Eat right. Your skin is more than just an outer shell: it’s part of a complex system and it needs good nutrition too. The good news: the foods that are good for the heart and waistline are good for the skin too — like vitamin-packed fruits and vegetables, anti-oxidants, vitamin D and essential fatty acids. (Check out 6 keys to healthy eating for details.)

What you eat can affect your lips too. Constant exposure to acidic foods and liquids can have a damaging effect and can cause pain to all of those little cracks and sores.

Provide some pampering. Sometimes our skin needs a little extra help. A good soak, a gentle exfoliating scrub and nourishing treatments can help provide relief. Spa treatments make great gifts for special occasions like Valentine’s Day, Mother’s Day or birthdays, but you don’t have to go to the expense (or even leave your home) for some pampering. Many ingredients like oats, honey and yoghurt can be used to cleanse and moisturize skin. (See Do it yourself spa and European beauty secrets for ideas and recipes.)

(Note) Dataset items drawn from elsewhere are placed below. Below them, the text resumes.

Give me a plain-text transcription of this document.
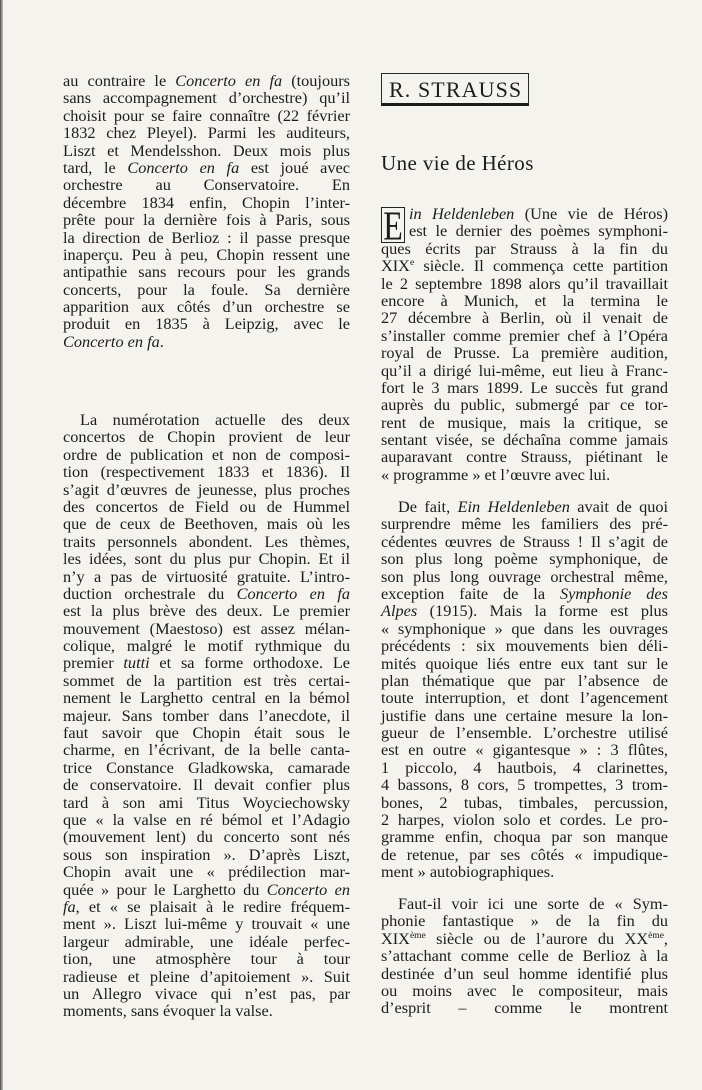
au contraire le Concerto en fa (toujours
sans accompagnement d’orchestre) qu’il
choisit pour se faire connaître (22 février
1832 chez Pleyel). Parmi les auditeurs,
Liszt et Mendelsshon. Deux mois plus
tard, le Concerto en fa est joué avec
orchestre au Conservatoire. En
décembre 1834 enfin, Chopin l’inter-
prête pour la dernière fois à Paris, sous
la direction de Berlioz : il passe presque
inaperçu. Peu à peu, Chopin ressent une
antipathie sans recours pour les grands
concerts, pour la foule. Sa dernière
apparition aux côtés d’un orchestre se
produit en 1835 à Leipzig, avec le
Concerto en fa.
La numérotation actuelle des deux
concertos de Chopin provient de leur
ordre de publication et non de composi-
tion (respectivement 1833 et 1836). Il
s’agit d’œuvres de jeunesse, plus proches
des concertos de Field ou de Hummel
que de ceux de Beethoven, mais où les
traits personnels abondent. Les thèmes,
les idées, sont du plus pur Chopin. Et il
n’y a pas de virtuosité gratuite. L’intro-
duction orchestrale du Concerto en fa
est la plus brève des deux. Le premier
mouvement (Maestoso) est assez mélan-
colique, malgré le motif rythmique du
premier tutti et sa forme orthodoxe. Le
sommet de la partition est très certai-
nement le Larghetto central en la bémol
majeur. Sans tomber dans l’anecdote, il
faut savoir que Chopin était sous le
charme, en l’écrivant, de la belle canta-
trice Constance Gladkowska, camarade
de conservatoire. Il devait confier plus
tard à son ami Titus Woyciechowsky
que « la valse en ré bémol et l’Adagio
(mouvement lent) du concerto sont nés
sous son inspiration ». D’après Liszt,
Chopin avait une « prédilection mar-
quée » pour le Larghetto du Concerto en
fa, et « se plaisait à le redire fréquem-
ment ». Liszt lui-même y trouvait « une
largeur admirable, une idéale perfec-
tion, une atmosphère tour à tour
radieuse et pleine d’apitoiement ». Suit
un Allegro vivace qui n’est pas, par
moments, sans évoquer la valse.
R. STRAUSS
Une vie de Héros
E in Heldenleben (Une vie de Héros)
est le dernier des poèmes symphoni-
ques écrits par Strauss à la fin du
XIXe siècle. Il commença cette partition
le 2 septembre 1898 alors qu’il travaillait
encore à Munich, et la termina le
27 décembre à Berlin, où il venait de
s’installer comme premier chef à l’Opéra
royal de Prusse. La première audition,
qu’il a dirigé lui-même, eut lieu à Franc-
fort le 3 mars 1899. Le succès fut grand
auprès du public, submergé par ce tor-
rent de musique, mais la critique, se
sentant visée, se déchaîna comme jamais
auparavant contre Strauss, piétinant le
« programme » et l’œuvre avec lui.
De fait, Ein Heldenleben avait de quoi
surprendre même les familiers des pré-
cédentes œuvres de Strauss ! Il s’agit de
son plus long poème symphonique, de
son plus long ouvrage orchestral même,
exception faite de la Symphonie des
Alpes (1915). Mais la forme est plus
« symphonique » que dans les ouvrages
précédents : six mouvements bien déli-
mités quoique liés entre eux tant sur le
plan thématique que par l’absence de
toute interruption, et dont l’agencement
justifie dans une certaine mesure la lon-
gueur de l’ensemble. L’orchestre utilisé
est en outre « gigantesque » : 3 flûtes,
1 piccolo, 4 hautbois, 4 clarinettes,
4 bassons, 8 cors, 5 trompettes, 3 trom-
bones, 2 tubas, timbales, percussion,
2 harpes, violon solo et cordes. Le pro-
gramme enfin, choqua par son manque
de retenue, par ses côtés « impudique-
ment » autobiographiques.
Faut-il voir ici une sorte de « Sym-
phonie fantastique » de la fin du
XIXème siècle ou de l’aurore du XXème,
s’attachant comme celle de Berlioz à la
destinée d’un seul homme identifié plus
ou moins avec le compositeur, mais
d’esprit – comme le montrent
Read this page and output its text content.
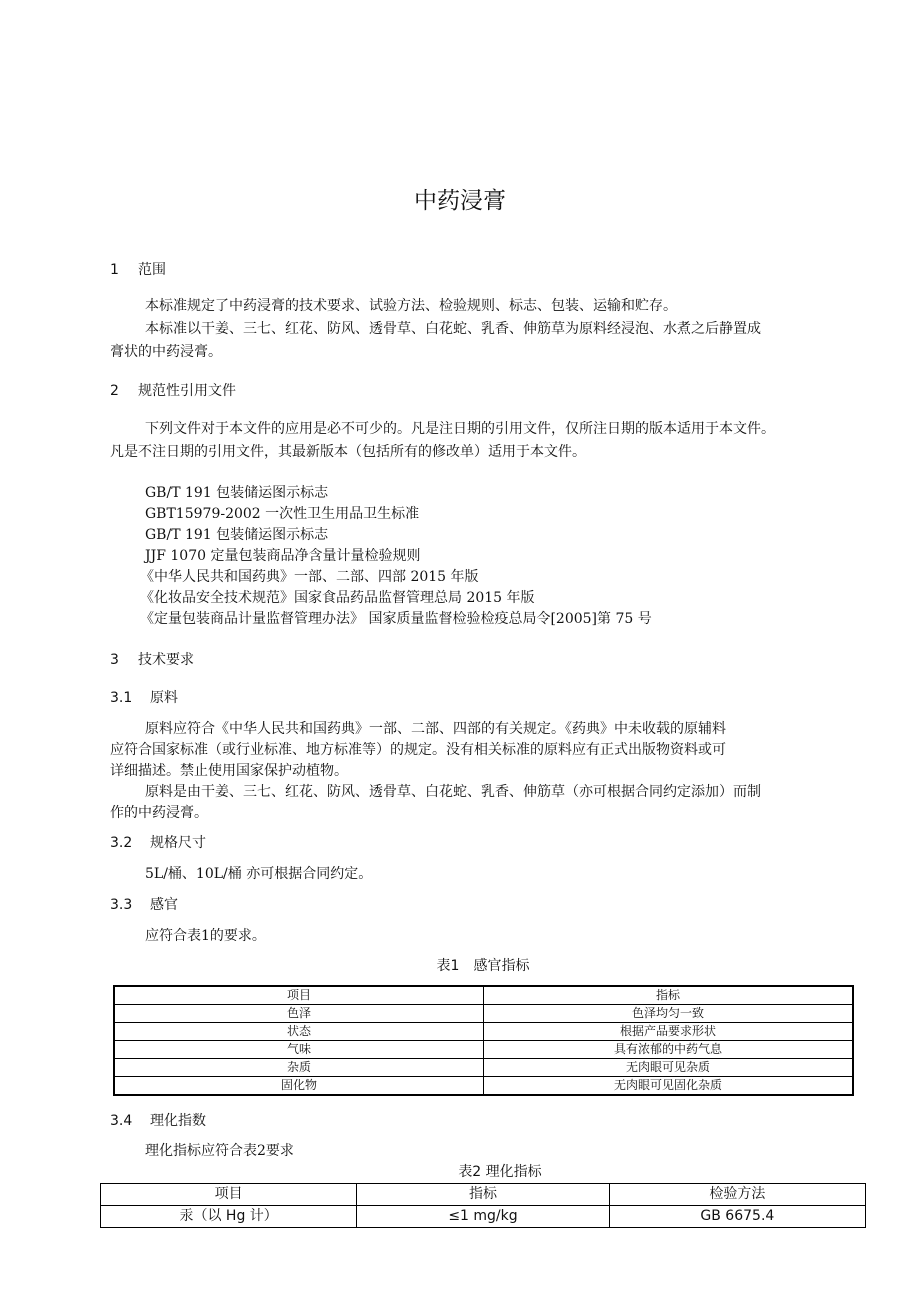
中药浸膏
1 范围
本标准规定了中药浸膏的技术要求、试验方法、检验规则、标志、包装、运输和贮存。
本标准以干姜、三七、红花、防风、透骨草、白花蛇、乳香、伸筋草为原料经浸泡、水煮之后静置成
膏状的中药浸膏。
2 规范性引用文件
下列文件对于本文件的应用是必不可少的。凡是注日期的引用文件，仅所注日期的版本适用于本文件。
凡是不注日期的引用文件，其最新版本（包括所有的修改单）适用于本文件。
GB/T 191 包装储运图示标志
GBT15979-2002 一次性卫生用品卫生标准
GB/T 191 包装储运图示标志
JJF 1070 定量包装商品净含量计量检验规则
《中华人民共和国药典》一部、二部、四部 2015 年版
《化妆品安全技术规范》国家食品药品监督管理总局 2015 年版
《定量包装商品计量监督管理办法》 国家质量监督检验检疫总局令[2005]第 75 号
3 技术要求
3.1 原料
原料应符合《中华人民共和国药典》一部、二部、四部的有关规定。《药典》中未收载的原辅料
应符合国家标准（或行业标准、地方标准等）的规定。没有相关标准的原料应有正式出版物资料或可
详细描述。禁止使用国家保护动植物。
原料是由干姜、三七、红花、防风、透骨草、白花蛇、乳香、伸筋草（亦可根据合同约定添加）而制
作的中药浸膏。
3.2 规格尺寸
5L/桶、10L/桶 亦可根据合同约定。
3.3 感官
应符合表1的要求。
表1　感官指标
项目	指标
色泽	色泽均匀一致
状态	根据产品要求形状
气味	具有浓郁的中药气息
杂质	无肉眼可见杂质
固化物	无肉眼可见固化杂质
3.4 理化指数
理化指标应符合表2要求
表2 理化指标
项目	指标	检验方法
汞（以 Hg 计）	≤1 mg/kg	GB 6675.4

Manage stress. There’s no way around it — stress negatively impacts your health and your skin is no exception. Stress can rob the skin of water, making it difficult for it to repair itself and heal. Studies have also shown that stress triggers the release of certain chemicals like cortisol that can worsen skin conditions like atopic dermatitis and acne thanks to increased oil production. Cortisol can also break down collagen — which your skin needs for elasticity.

We may not always be able to avoid stress in our lives, but exercising more, employing relaxation techniques and keeping our relationships healthy can make sure it doesn’t get the better of us.

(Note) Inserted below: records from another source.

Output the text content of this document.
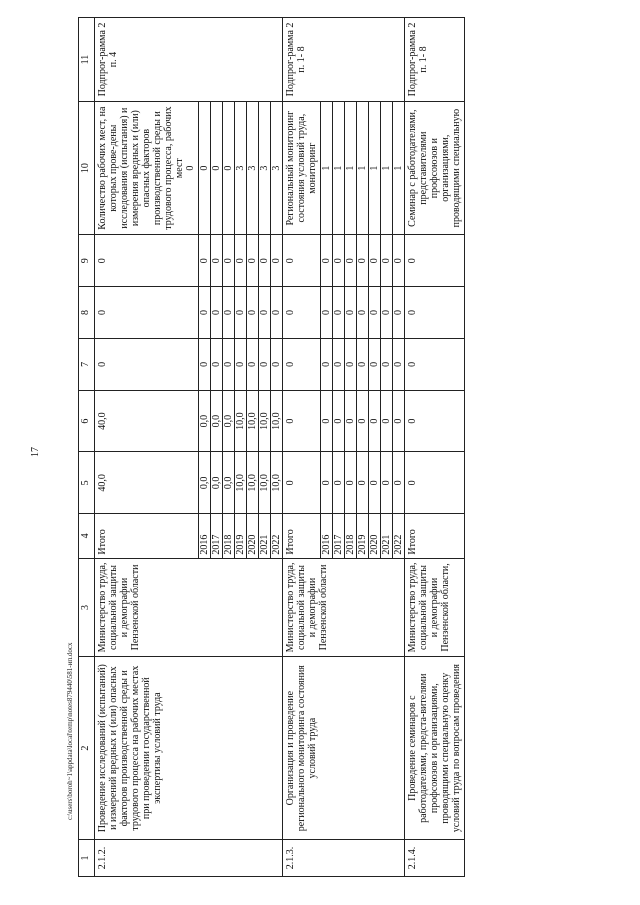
17
1	2	3	4	5	6	7	8	9	10	11
2.1.2.	Проведение исследований (испытаний) и измерений вредных и (или) опасных факторов производственной среды и трудового процесса на рабочих местах при проведении государственной экспертизы условий труда	Министерство труда, социальной защиты и демографии Пензенской области	Итого	40,0	40,0	0	0	0	Количество рабочих мест, на которых прове-дены исследования (испытания) и измерения вредных и (или) опасных факторов производственной среды и трудового процесса, рабочих мест 0	Подпрог-рамма 2 п. 4
			2016	0,0	0,0	0	0	0	0	
			2017	0,0	0,0	0	0	0	0	
			2018	0,0	0,0	0	0	0	0	
			2019	10,0	10,0	0	0	0	3	
			2020	10,0	10,0	0	0	0	3	
			2021	10,0	10,0	0	0	0	3	
			2022	10,0	10,0	0	0	0	3	
2.1.3.	Организация и проведение регионального мониторинга состояния условий труда	Министерство труда, социальной защиты и демографии Пензенской области	Итого	0	0	0	0	0	Региональный мониторинг состояния условий труда, мониторинг	Подпрог-рамма 2 п. 1- 8
			2016	0	0	0	0	0	1	
			2017	0	0	0	0	0	1	
			2018	0	0	0	0	0	1	
			2019	0	0	0	0	0	1	
			2020	0	0	0	0	0	1	
			2021	0	0	0	0	0	1	
			2022	0	0	0	0	0	1	
2.1.4.	Проведение семинаров с работодателями, предста-вителями профсоюзов и организациями, проводящими специальную оценку условий труда по вопросам проведения	Министерство труда, социальной защиты и демографии Пензенской области,	Итого	0	0	0	0	0	Семинар с работодателями, представителями профсоюзов и организациями, проводящими специальную	Подпрог-рамма 2 п. 1- 8
c:\users\boroh~1\appdata\local\temp\notes879440\581-ип.docx
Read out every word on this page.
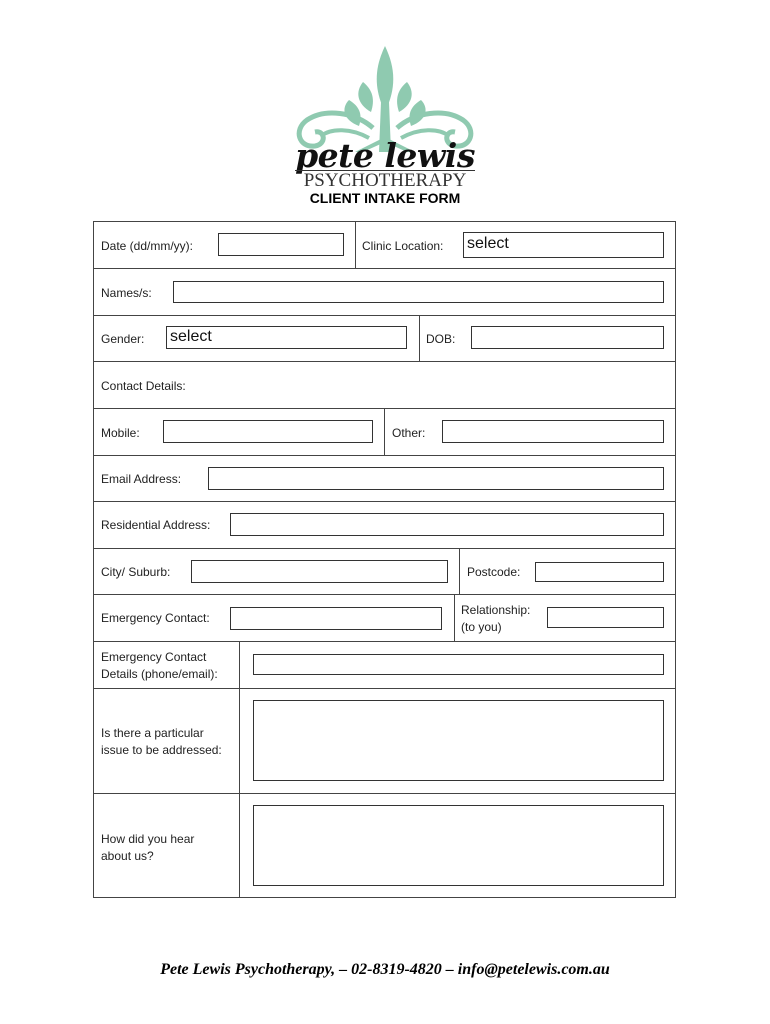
pete lewis
PSYCHOTHERAPY
CLIENT INTAKE FORM
Date (dd/mm/yy):	Clinic Location: select
Names/s:
Gender: select	DOB:
Contact Details:
Mobile:	Other:
Email Address:
Residential Address:
City/ Suburb:	Postcode:
Emergency Contact:
Relationship:
(to you)
Emergency Contact
Details (phone/email):
Is there a particular
issue to be addressed:
How did you hear
about us?
Pete Lewis Psychotherapy, – 02-8319-4820 – info@petelewis.com.au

Adapt your make-up routine. Not all products are designed for year-round use — like that powder foundation you loved during the summer that isn’t doing your dry winter skin any favours. As the condition of your skin changes, it may be time to re-examine the products in your make-up bag. Visit the beauty counter and ask for advice. Switching from powder-based to liquid-based products may help improve your skin’s appearance.

Keep an eye out for changes. Our skin isn’t the same in winter, but that doesn’t mean all changes are “normal”. Rashes, blisters, dark spots, wounds that don’t heal and changes to moles should warrant a trip to the doctor. Excessively dry skin that isn’t relieved by moisturizers and rough, scaly patches can signal conditions like hypothyroidism. Winter can also make certain skin conditions worse, so a change of treatment may be needed.

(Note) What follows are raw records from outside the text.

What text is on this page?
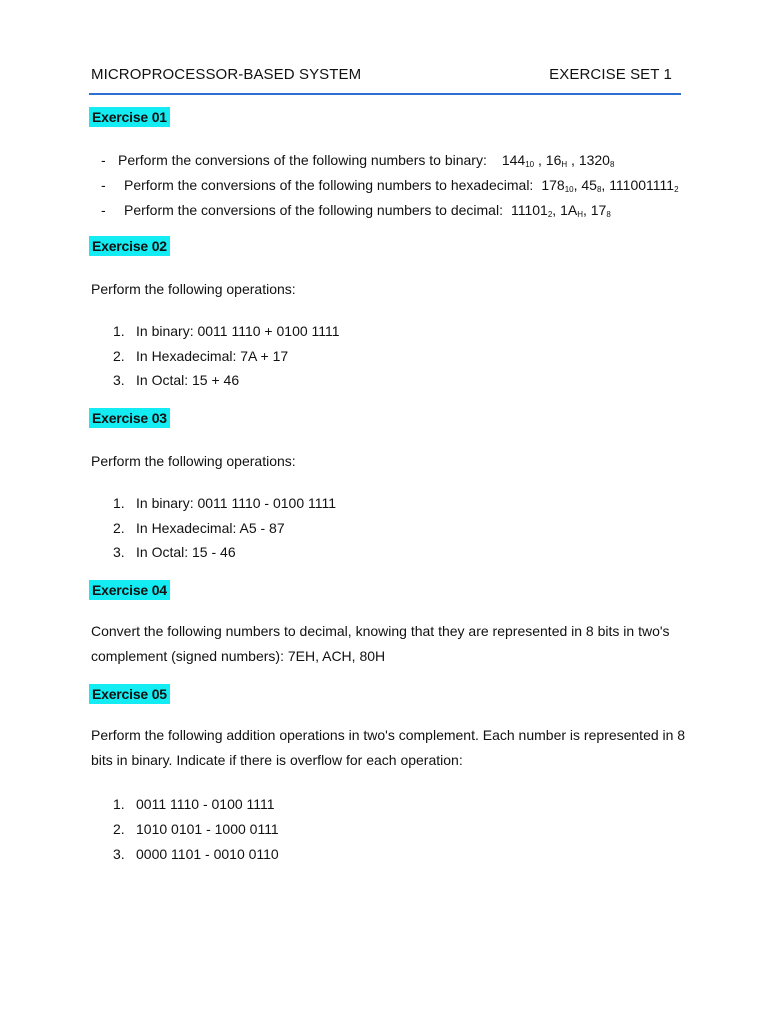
MICROPROCESSOR-BASED SYSTEM	EXERCISE SET 1
Exercise 01
- Perform the conversions of the following numbers to binary: $144_{10}$ , $16_H$ , $1320_8$
- Perform the conversions of the following numbers to hexadecimal: $178_{10}$, $45_8$, $111001111_2$
- Perform the conversions of the following numbers to decimal: $11101_2$, $1A_H$, $17_8$
Exercise 02
Perform the following operations:
1. In binary: 0011 1110 + 0100 1111
2. In Hexadecimal: 7A + 17
3. In Octal: 15 + 46
Exercise 03
Perform the following operations:
1. In binary: 0011 1110 - 0100 1111
2. In Hexadecimal: A5 - 87
3. In Octal: 15 - 46
Exercise 04
Convert the following numbers to decimal, knowing that they are represented in 8 bits in two's complement (signed numbers): 7EH, ACH, 80H
Exercise 05
Perform the following addition operations in two's complement. Each number is represented in 8 bits in binary. Indicate if there is overflow for each operation:
1. 0011 1110 - 0100 1111
2. 1010 0101 - 1000 0111
3. 0000 1101 - 0010 0110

Same goes for the scalp — a little dandruff is to be expected, but unexplained hair loss or changes to the scalp should be looked at.

Overall, it doesn’t have to take a lot of time, cash or trial-and-error to keep our skin and lips healthy in the winter. It may take a little work and dedication, but preventing problems before they get worse can make you more comfortable in your own skin this season.